28 January 2021

Vaccine factory inspected in Belgium amid EU dispute with AstraZeneca

28 January 2021

Belgian health authorities announced they have inspected a pharmaceutical factory in Belgium to find out whether expected delays in the deliveries of AstraZeneca’s coronavirus vaccine are due to production issues.

The European Commission had asked the Belgian government to inspect the factory amid a heated public dispute between the 27-nation bloc and the Anglo-Swedish drugmaker.

EU officials are under tremendous political pressures because the bloc’s vaccine rollout has been much slower than that of Israel or Britain.

Chemical manufacturer Novasep’s factory in the town of Seneffe is part of the European production chain for the Oxford-AstraZeneca coronavirus vaccine.

AstraZeneca said last week that it planned to cut initial deliveries in the EU from the scheduled 80 million doses scheduled to 31 million doses because of reduced yields from its manufacturing plants in Europe.

Belgium EU AstraZeneca (AP)

The EU said it would receive even fewer, just one-quarter of the doses that its member nations were supposed to get during January, February and March.

However, the bloc’s executive commission said it remains confident that the AstraZeneca delay will not affect its plans to ensure that at least 80% of EU citizens over age 80 are vaccinated by March.

Stefan de Keersmaecker, the commission’s health policy spokesman, said that target is based on the availability of doses manufactured by Pfizer-BioNTech and Moderna.

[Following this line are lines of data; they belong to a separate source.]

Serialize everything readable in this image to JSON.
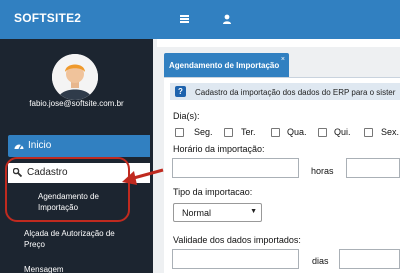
{
  "header": {
    "brand": "SOFTSITE2",
    "icons": [
      "menu-icon",
      "user-icon"
    ]
  },
  "sidebar": {
    "user_email": "fabio.jose@softsite.com.br",
    "nav": [
      {
        "label": "Inicio",
        "icon": "dashboard-icon"
      },
      {
        "label": "Cadastro",
        "icon": "wrench-icon"
      }
    ],
    "submenu": [
      {
        "line1": "Agendamento de",
        "line2": "Importação"
      },
      {
        "line1": "Alçada de Autorização de",
        "line2": "Preço"
      },
      {
        "line1": "Mensagem",
        "line2": ""
      }
    ]
  },
  "tab": {
    "label": "Agendamento de Importação",
    "close": "×"
  },
  "info": {
    "text": "Cadastro da importação dos dados do ERP para o sister"
  },
  "form": {
    "days_label": "Dia(s):",
    "days": [
      "Seg.",
      "Ter.",
      "Qua.",
      "Qui.",
      "Sex."
    ],
    "time_label": "Horário da importação:",
    "hours_label": "horas",
    "type_label": "Tipo da importacao:",
    "type_value": "Normal",
    "validity_label": "Validade dos dados importados:",
    "days_unit_label": "dias"
  },
  "colors": {
    "topbar": "#3180c1",
    "sidebar": "#1c2530",
    "annotation": "#c02a1f"
  }
}
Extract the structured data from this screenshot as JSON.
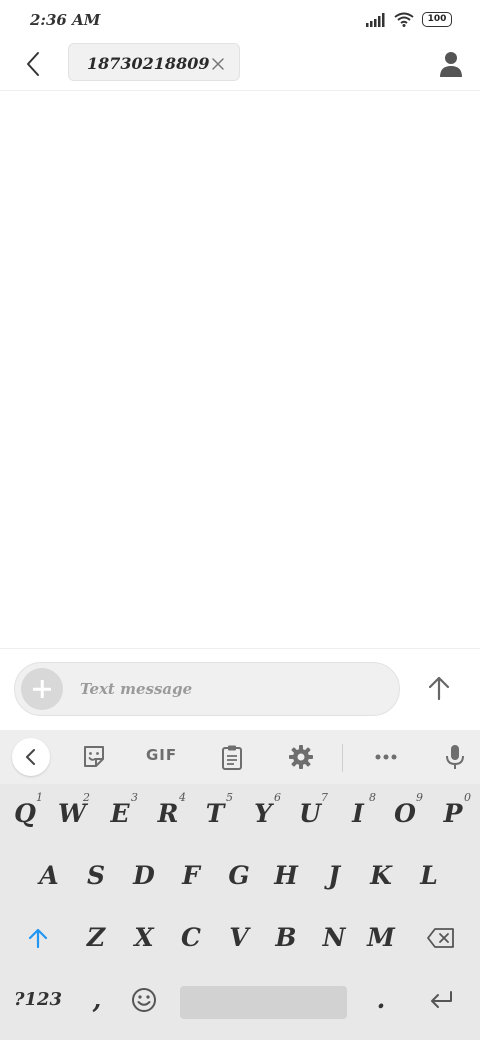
{
  "status": {
    "time": "2:36 AM",
    "battery": "100"
  },
  "header": {
    "recipient": "18730218809"
  },
  "composer": {
    "placeholder": "Text message"
  },
  "toolbar": {
    "gif_label": "GIF"
  },
  "keyboard": {
    "row1": [
      {
        "label": "Q",
        "hint": "1"
      },
      {
        "label": "W",
        "hint": "2"
      },
      {
        "label": "E",
        "hint": "3"
      },
      {
        "label": "R",
        "hint": "4"
      },
      {
        "label": "T",
        "hint": "5"
      },
      {
        "label": "Y",
        "hint": "6"
      },
      {
        "label": "U",
        "hint": "7"
      },
      {
        "label": "I",
        "hint": "8"
      },
      {
        "label": "O",
        "hint": "9"
      },
      {
        "label": "P",
        "hint": "0"
      }
    ],
    "row2": [
      "A",
      "S",
      "D",
      "F",
      "G",
      "H",
      "J",
      "K",
      "L"
    ],
    "row3": [
      "Z",
      "X",
      "C",
      "V",
      "B",
      "N",
      "M"
    ],
    "symbols_label": "?123",
    "comma_label": ",",
    "period_label": "."
  },
  "colors": {
    "shift_accent": "#2196f3",
    "icon_gray": "#6e6e6e"
  }
}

“It is an ambitious target, but we believe it is a realistic one,” he said.

The EU, which has 450 million people, has signed deals for six different vaccines, but so far regulators have only authorized the use of two – one made by Pfizer and another by Moderna. T

The European Medicines Agency is scheduled to consider the AstraZeneca vaccine on Friday.

In total, the EU has ordered up to 400 million doses of the AstraZeneca vaccine and sealed deals with other companies for more than two billion shots.

A third round of talks between AstraZeneca and EU officials did not produce immediate results on Wednesday, but the commission still hopes the dispute can be resolved.

“What we have been discussing with AstraZeneca is how they can deliver to us as quickly as possible the doses which we believe are required in order to vaccinate the population,” European Commission spokesperson Eric Mamer said.

“We believe it is in the interest of European citizens.”

More than 400,000 EU residents with Covid-19 have died since the beginning of the pandemic.

According to the EU, the Belgian factory is one of four AstraZeneca sites included in the contract sealed by the commission and the company to produce vaccines for the EU market.

France Dammel, a spokesperson for Belgium’s health minister, said experts from the federal medicine agency inspected the Novasep site. They will now work with Dutch, Italian and Spanish experts before delivering a report in the coming days.

“Manufacturing the Covid-19 vaccine is a pioneering process in terms of scale, complexity and quantity,” Novasep said in a statement to The Associated Press.

“We have worked closely with AstraZeneca and conducted regular and coordinated reviews of the production processes to ensure the active drug substance was delivered on time and met the highest standards for quality and stability.”

Stella Kyriakides, the European Commissioner for health and food safety, said AstraZeneca should provide vaccines from its UK facilities if it is unable to meet commitments from factories in the EU. She also made clear the EU would find out if some of the doses manufactured in the EU were diverted elsewhere.

“No company should be under any illusion that we don’t have the means to understand what is happening,” Ms Kyriakides said. “We do have a knowledge of the production of the doses, where they were produced, and if they have bee sent anywhere, where this is.”

Virus Outbreak Germany Merkel (AP)

Meanwhile, Germany’s health minister said there are at least “10 hard weeks” ahead amid difficulties in getting large quantities of vaccines.

Health Minister Jens Spahn, who faces political pressure over the slow start to Germany’s vaccination campaign, wrote on Twitter that Chancellor Angela Merkel and the country’s 16 state governors should hold a special meeting to discuss vaccine strategy.

Mr Spahn said vaccine manufacturers also should be invited to “explain how complex production is”. He stressed that “the quality must be very good” in order to protect people.

Mr Spahn wrote that “we will go through at least another 10 hard weeks with the scarcity of vaccine”.

Germany’s current lockdown, its second, was extended until February 14.

Some 1.67 million people in Germany have received the first dose of the vaccine.

New infections are falling, but officials are worried about the impact of coronavirus variants such as the one first detected in Britain.

Germany’s interior minister said the country is planning to implement a ban on travel from so-called “mutation areas”.

Horst Seehofer told reporters on Thursday that the government hoped to decide by Friday on restrictions on travel from Portugal, Britain, South Africa, Brazil and possibly other areas in the coming weeks.

He suggested there could be exceptions made for the flow of goods, but said exceptions for things such as tourism were out of the question.

The country’s disease control centre, the Robert Koch Institute, would determine which countries should be determined “mutation areas”, Mr Seehofer said.

He refused to speculate on how long the restrictions could be kept in place.